CUGA LogoCUGA AGENT
Customization

Observability (OpenLit)

OpenTelemetry-based LLM tracing, metrics, and logs via OpenLit.

CUGA can emit OpenTelemetry traces, metrics, and logs for every LLM call using OpenLit — a drop-in OTel instrumentation for popular LLM SDKs.

Install

OpenLit ships as an optional extra:

pip install "cuga[observability]"
# or with uv:
uv sync --group observability

Configure

[observability]
openlit = true

Point OpenLit at your OTLP collector via environment:

export OTEL_EXPORTER_OTLP_ENDPOINT="http://localhost:4318"

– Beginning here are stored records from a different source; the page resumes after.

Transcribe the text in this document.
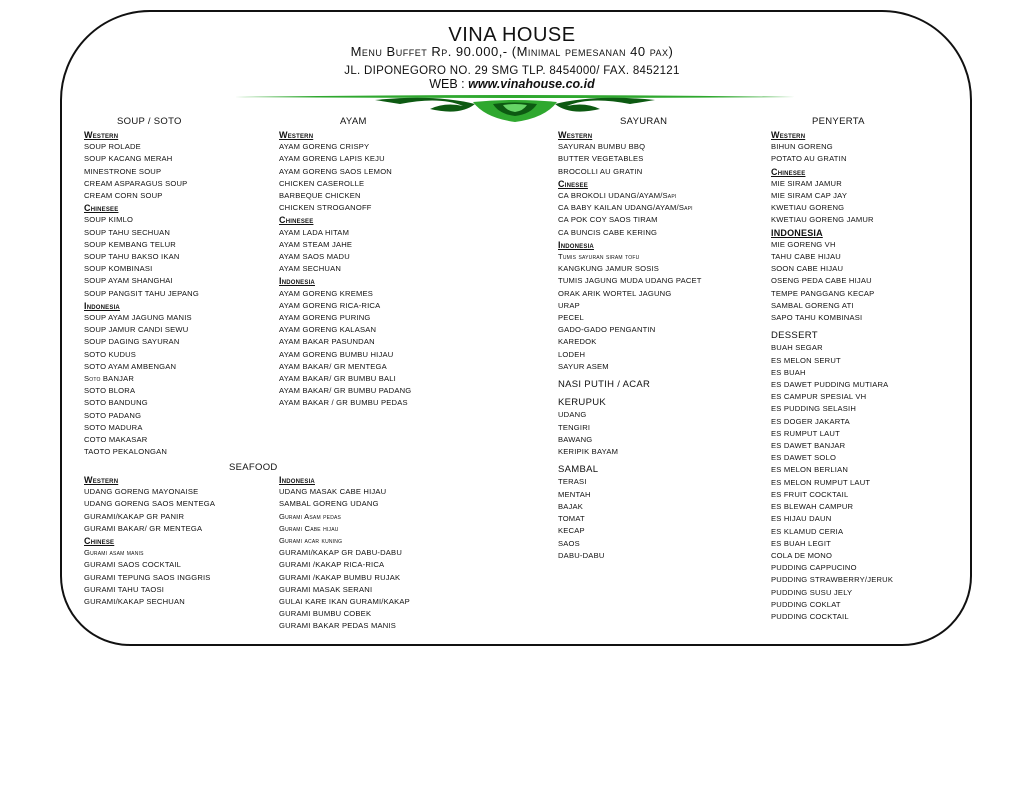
VINA HOUSE
Menu Buffet Rp. 90.000,- (Minimal pemesanan 40 pax)
JL. DIPONEGORO NO. 29 SMG TLP. 8454000/ FAX. 8452121
WEB : www.vinahouse.co.id
SOUP / SOTO	AYAM	SAYURAN	PENYERTA
Western
SOUP ROLADE
SOUP KACANG MERAH
MINESTRONE SOUP
CREAM ASPARAGUS SOUP
CREAM CORN SOUP
Chinesee
SOUP KIMLO
SOUP TAHU SECHUAN
SOUP KEMBANG TELUR
SOUP TAHU BAKSO IKAN
SOUP KOMBINASI
SOUP AYAM SHANGHAI
SOUP PANGSIT TAHU JEPANG
Indonesia
SOUP AYAM JAGUNG MANIS
SOUP JAMUR CANDI SEWU
SOUP DAGING SAYURAN
SOTO KUDUS
SOTO AYAM AMBENGAN
Soto BANJAR
SOTO BLORA
SOTO BANDUNG
SOTO PADANG
SOTO MADURA
COTO MAKASAR
TAOTO PEKALONGAN
Western
AYAM GORENG CRISPY
AYAM GORENG LAPIS KEJU
AYAM GORENG SAOS LEMON
CHICKEN CASEROLLE
BARBEQUE CHICKEN
CHICKEN STROGANOFF
Chinesee
AYAM LADA HITAM
AYAM STEAM JAHE
AYAM SAOS MADU
AYAM SECHUAN
Indonesia
AYAM GORENG KREMES
AYAM GORENG RICA-RICA
AYAM GORENG PURING
AYAM GORENG KALASAN
AYAM BAKAR PASUNDAN
AYAM GORENG BUMBU HIJAU
AYAM BAKAR/ GR MENTEGA
AYAM BAKAR/ GR BUMBU BALI
AYAM BAKAR/ GR BUMBU PADANG
AYAM BAKAR / GR BUMBU PEDAS
Western
SAYURAN BUMBU BBQ
BUTTER VEGETABLES
BROCOLLI AU GRATIN
Cinesee
CA BROKOLI UDANG/AYAM/Sapi
CA BABY KAILAN UDANG/AYAM/Sapi
CA POK COY SAOS TIRAM
CA BUNCIS CABE KERING
Indonesia
Tumis sayuran siram tofu
KANGKUNG JAMUR SOSIS
TUMIS JAGUNG MUDA UDANG PACET
ORAK ARIK WORTEL JAGUNG
URAP
PECEL
GADO-GADO PENGANTIN
KAREDOK
LODEH
SAYUR ASEM
NASI PUTIH / ACAR
KERUPUK
UDANG
TENGIRI
BAWANG
KERIPIK BAYAM
SAMBAL
TERASI
MENTAH
BAJAK
TOMAT
KECAP
SAOS
DABU-DABU
Western
BIHUN GORENG
POTATO AU GRATIN
Chinesee
MIE SIRAM JAMUR
MIE SIRAM CAP JAY
KWETIAU GORENG
KWETIAU GORENG JAMUR
INDONESIA
MIE GORENG VH
TAHU CABE HIJAU
SOON CABE HIJAU
OSENG PEDA CABE HIJAU
TEMPE PANGGANG KECAP
SAMBAL GORENG ATI
SAPO TAHU KOMBINASI
DESSERT
BUAH SEGAR
ES MELON SERUT
ES BUAH
ES DAWET PUDDING MUTIARA
ES CAMPUR SPESIAL VH
ES PUDDING SELASIH
ES DOGER JAKARTA
ES RUMPUT LAUT
ES DAWET BANJAR
ES DAWET SOLO
ES MELON BERLIAN
ES MELON RUMPUT LAUT
ES FRUIT COCKTAIL
ES BLEWAH CAMPUR
ES HIJAU DAUN
ES KLAMUD CERIA
ES BUAH LEGIT
COLA DE MONO
PUDDING CAPPUCINO
PUDDING STRAWBERRY/JERUK
PUDDING SUSU JELY
PUDDING COKLAT
PUDDING COCKTAIL
SEAFOOD
Western
UDANG GORENG MAYONAISE
UDANG GORENG SAOS MENTEGA
GURAMI/KAKAP GR PANIR
GURAMI BAKAR/ GR MENTEGA
Chinese
Gurami asam manis
GURAMI SAOS COCKTAIL
GURAMI TEPUNG SAOS INGGRIS
GURAMI TAHU TAOSI
GURAMI/KAKAP SECHUAN
Indonesia
UDANG MASAK CABE HIJAU
SAMBAL GORENG UDANG
Gurami Asam pedas
Gurami Cabe hijau
Gurami acar kuning
GURAMI/KAKAP GR DABU-DABU
GURAMI /KAKAP RICA-RICA
GURAMI /KAKAP BUMBU RUJAK
GURAMI MASAK SERANI
GULAI KARE IKAN GURAMI/KAKAP
GURAMI BUMBU COBEK
GURAMI BAKAR PEDAS MANIS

Common service-identifying env vars (OTEL_SERVICE_NAME, OTEL_RESOURCE_ATTRIBUTES) work as usual — CUGA does not override them.

Local testing stack

The cuga-agent repo ships a docker-compose stack under deployment/docker-compose/openlit/ containing an OTel Collector, Tempo (traces), Prometheus (metrics), and Grafana (UI). Start it, point CUGA at the collector, run a task, and you'll see per-call traces with prompt, model, token counts, latency, and cost.

What gets captured

For each LLM invocation OpenLit records:

  • Trace span — start/end, duration, parent-child relationships across planner / shortlister / coder / reflection nodes.
  • Attributes — model name, provider, temperature, prompt/response content (off by default — configure per OpenLit's docs), token usage (input/output/total), and any raised exception.
  • Metrics — request counts, token counts, and latency histograms exported via OTLP.

Combining with Langfuse

langfuse_tracing = true under [advanced_features] is independent of OpenLit and can be enabled in parallel — useful when you want both an OTel-native pipeline and a Langfuse dashboard.

OpenLit's instrumentation is opt-in per LLM SDK. CUGA enables instrumentation for the providers it ships with (OpenAI, LiteLLM, WatsonX). If you wire in a custom provider, follow OpenLit's instrumentation docs to enable it explicitly.